New economy, new rules

By | December 29, 2024

Published in 1999

That is what everyone hears these days, mostly from the executive staff of dotcoms, that the ‘old’ rules of business no longer apply. It is being said that the e-commerce and e-business is so different from bricks & mortar business that we cannot measure, be it stock price or other indicators, with the yardsticks of ‘old’ businesses. Is it really that different? Have the business objectives changed so drastically?
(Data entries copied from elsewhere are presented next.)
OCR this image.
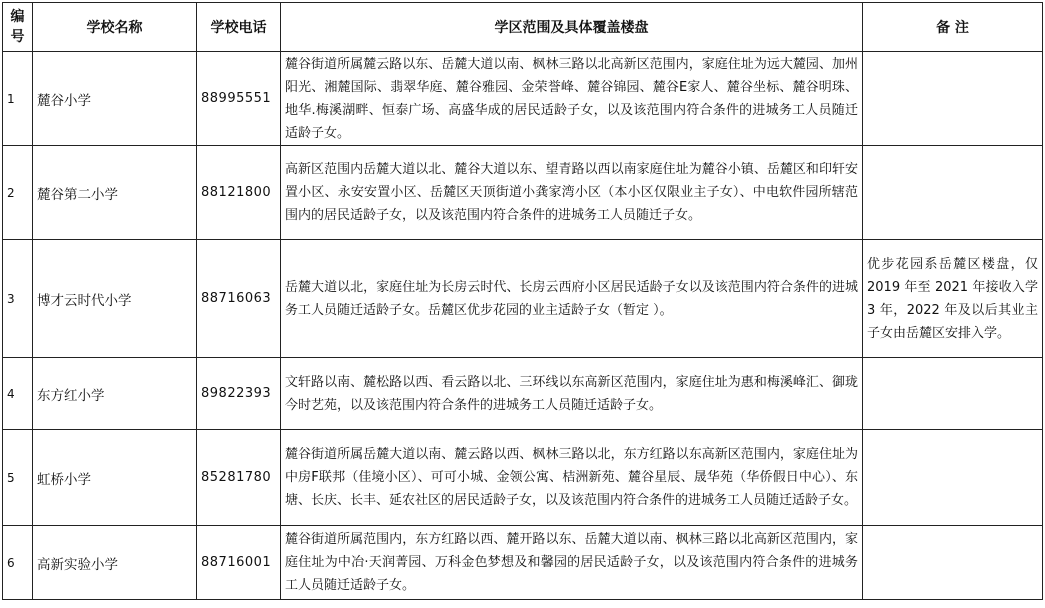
编号	学校名称	学校电话	学区范围及具体覆盖楼盘	备 注
1	麓谷小学	88995551	麓谷街道所属麓云路以东、岳麓大道以南、枫林三路以北高新区范围内，家庭住址为远大麓园、加州阳光、湘麓国际、翡翠华庭、麓谷雅园、金荣誉峰、麓谷锦园、麓谷E家人、麓谷坐标、麓谷明珠、地华.梅溪湖畔、恒泰广场、高盛华成的居民适龄子女，以及该范围内符合条件的进城务工人员随迁适龄子女。	
2	麓谷第二小学	88121800	高新区范围内岳麓大道以北、麓谷大道以东、望青路以西以南家庭住址为麓谷小镇、岳麓区和印轩安置小区、永安安置小区、岳麓区天顶街道小龚家湾小区（本小区仅限业主子女）、中电软件园所辖范围内的居民适龄子女，以及该范围内符合条件的进城务工人员随迁子女。	
3	博才云时代小学	88716063	岳麓大道以北，家庭住址为长房云时代、长房云西府小区居民适龄子女以及该范围内符合条件的进城务工人员随迁适龄子女。岳麓区优步花园的业主适龄子女（暂定 ）。	优步花园系岳麓区楼盘，仅 2019 年至 2021 年接收入学 3 年，2022 年及以后其业主子女由岳麓区安排入学。
4	东方红小学	89822393	文轩路以南、麓松路以西、看云路以北、三环线以东高新区范围内，家庭住址为惠和梅溪峰汇、御珑今时艺苑，以及该范围内符合条件的进城务工人员随迁适龄子女。	
5	虹桥小学	85281780	麓谷街道所属岳麓大道以南、麓云路以西、枫林三路以北，东方红路以东高新区范围内，家庭住址为中房F联邦（佳境小区）、可可小城、金领公寓、桔洲新苑、麓谷星辰、晟华苑（华侨假日中心）、东塘、长庆、长丰、延农社区的居民适龄子女，以及该范围内符合条件的进城务工人员随迁适龄子女。	
6	高新实验小学	88716001	麓谷街道所属范围内，东方红路以西、麓开路以东、岳麓大道以南、枫林三路以北高新区范围内，家庭住址为中冶·天润菁园、万科金色梦想及和馨园的居民适龄子女，以及该范围内符合条件的进城务工人员随迁适龄子女。	
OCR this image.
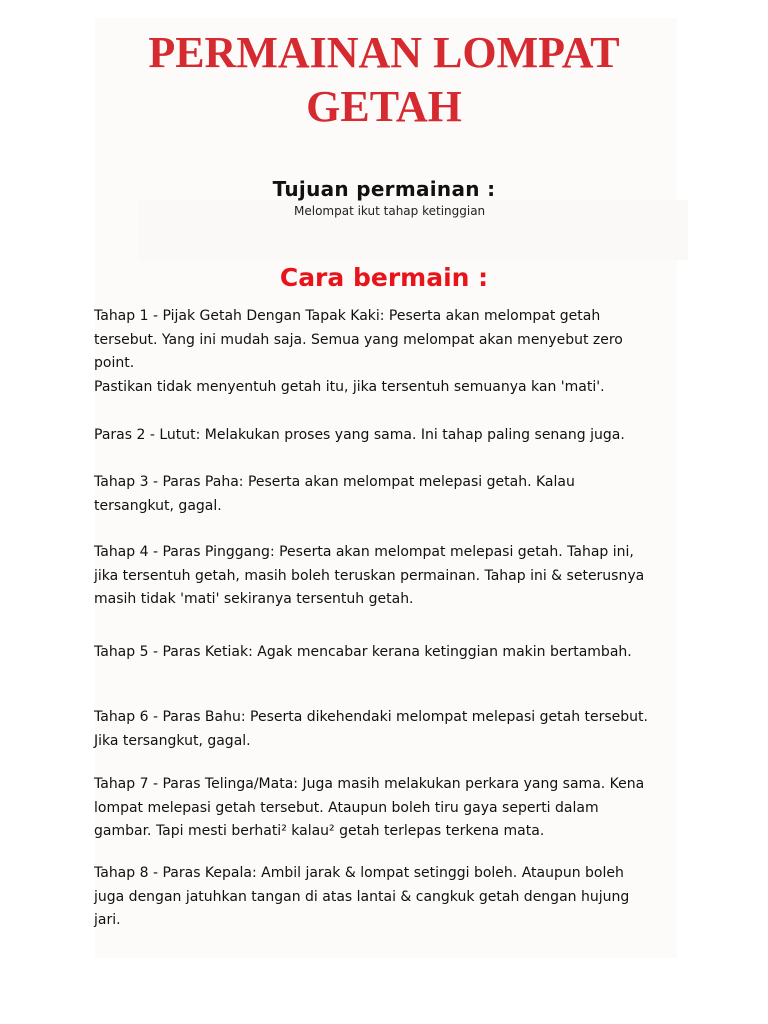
PERMAINAN LOMPAT
GETAH
Tujuan permainan :

Melompat ikut tahap ketinggian

Cara bermain :

Tahap 1 - Pijak Getah Dengan Tapak Kaki: Peserta akan melompat getah
tersebut. Yang ini mudah saja. Semua yang melompat akan menyebut zero
point.
Pastikan tidak menyentuh getah itu, jika tersentuh semuanya kan 'mati'.

Paras 2 - Lutut: Melakukan proses yang sama. Ini tahap paling senang juga.

Tahap 3 - Paras Paha: Peserta akan melompat melepasi getah. Kalau
tersangkut, gagal.

Tahap 4 - Paras Pinggang: Peserta akan melompat melepasi getah. Tahap ini,
jika tersentuh getah, masih boleh teruskan permainan. Tahap ini & seterusnya
masih tidak 'mati' sekiranya tersentuh getah.

Tahap 5 - Paras Ketiak: Agak mencabar kerana ketinggian makin bertambah.

Tahap 6 - Paras Bahu: Peserta dikehendaki melompat melepasi getah tersebut.
Jika tersangkut, gagal.

Tahap 7 - Paras Telinga/Mata: Juga masih melakukan perkara yang sama. Kena
lompat melepasi getah tersebut. Ataupun boleh tiru gaya seperti dalam
gambar. Tapi mesti berhati² kalau² getah terlepas terkena mata.

Tahap 8 - Paras Kepala: Ambil jarak & lompat setinggi boleh. Ataupun boleh
juga dengan jatuhkan tangan di atas lantai & cangkuk getah dengan hujung
jari.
Three dimensions of business

There are three dimensions any business has to balance that the industry watches – profits, customers & employees. Most other aspects are related to one or more of these three dimension. Whichever organization ignores any one of these three dimensions for extended period of time, its existence becomes questionable. When a car replaced the horse-cart, the means of transportation changed but not the objective of users. When e-mail replaced paper mail, the means of communication changed, but not the reasons. With advancement of technology and new paradigms that impact methods of conducting business, it is not the underlying principles that change, but the balance between these principles. As an example, introduction of new products for real or created need is to gain more customers to maximize profits. Any decision a business takes is usually focused on one or more of these three dimensions.  Let us explore a little what has changed in the so-called ‘new economy’.

Customers

This has become a numbers game.  It started with on-line service providers where they touted one million new customers every quarter without clarifying that 90% of them were trial memberships. In fact, it is a drain on the revenue to acquire even a trial customer with all those diskettes & CDs being shipped out for free that negates profits. In a traditional business it would amount to opening the doors and allowing every customer for a free shopping spree for a day, a week or a month. As the appropriate measurements are being brought in and reported upon – new customers, retained customers, sale per customer, cost of acquiring a new customer – the new economy seems affected by similar factors as the old economy and the picture is not always rosy.

Employees

The employees dimension is the most hyped factor right now. We often hear about the exotic perks and other attention-grabbing techniques companies are using to secure the right talent. The need for skilled workers in any new segment of industry is certain. Was the same not true with mechanical engineers, MBAs, civil engineers etc. few years ago?  The demand for skills in the technology field has outstripped supply like no other industry in recent history. When the product is based on an idea rather than a physical item, the time to market pressure makes it a business necessity to hire workers that have the skills you need rather than hire and train strategy. Another factor that influences the availability of resources is faster pace of change in technology. The skills that were in demand less than 5 years ago and could easily ask for $200/hour can now easily be hired for less than $50/hour.

Profits

Has the need for profit changed? Are all the e-businesses not-for-profit organizations? Will they remain money-losing entities for foreseeable future? Does that mean that investors should not expect any return on their investments? None of these factors have changed, just that these terms have taken a new meaning for the investors, the industry & public. For early investors, profits are based on the stock evaluation of the company when it issues IPO. Once the company is public the new stockholders, the general public, try to ride the stock valuation wave and realize their profits. With the high evaluations and exploding IPOs, the term profits has taken a new meaning for stockholders but the underlying need for the company to be profitable has not gone away, as is evident by the drop in stock prices if the company does not meet analysts expectations.

The fundamentals of business have not changed and neither have the rules. What has changed is flexibility of rules, interpretation of business terms, the weight of influencing factors and everyone’s expectations.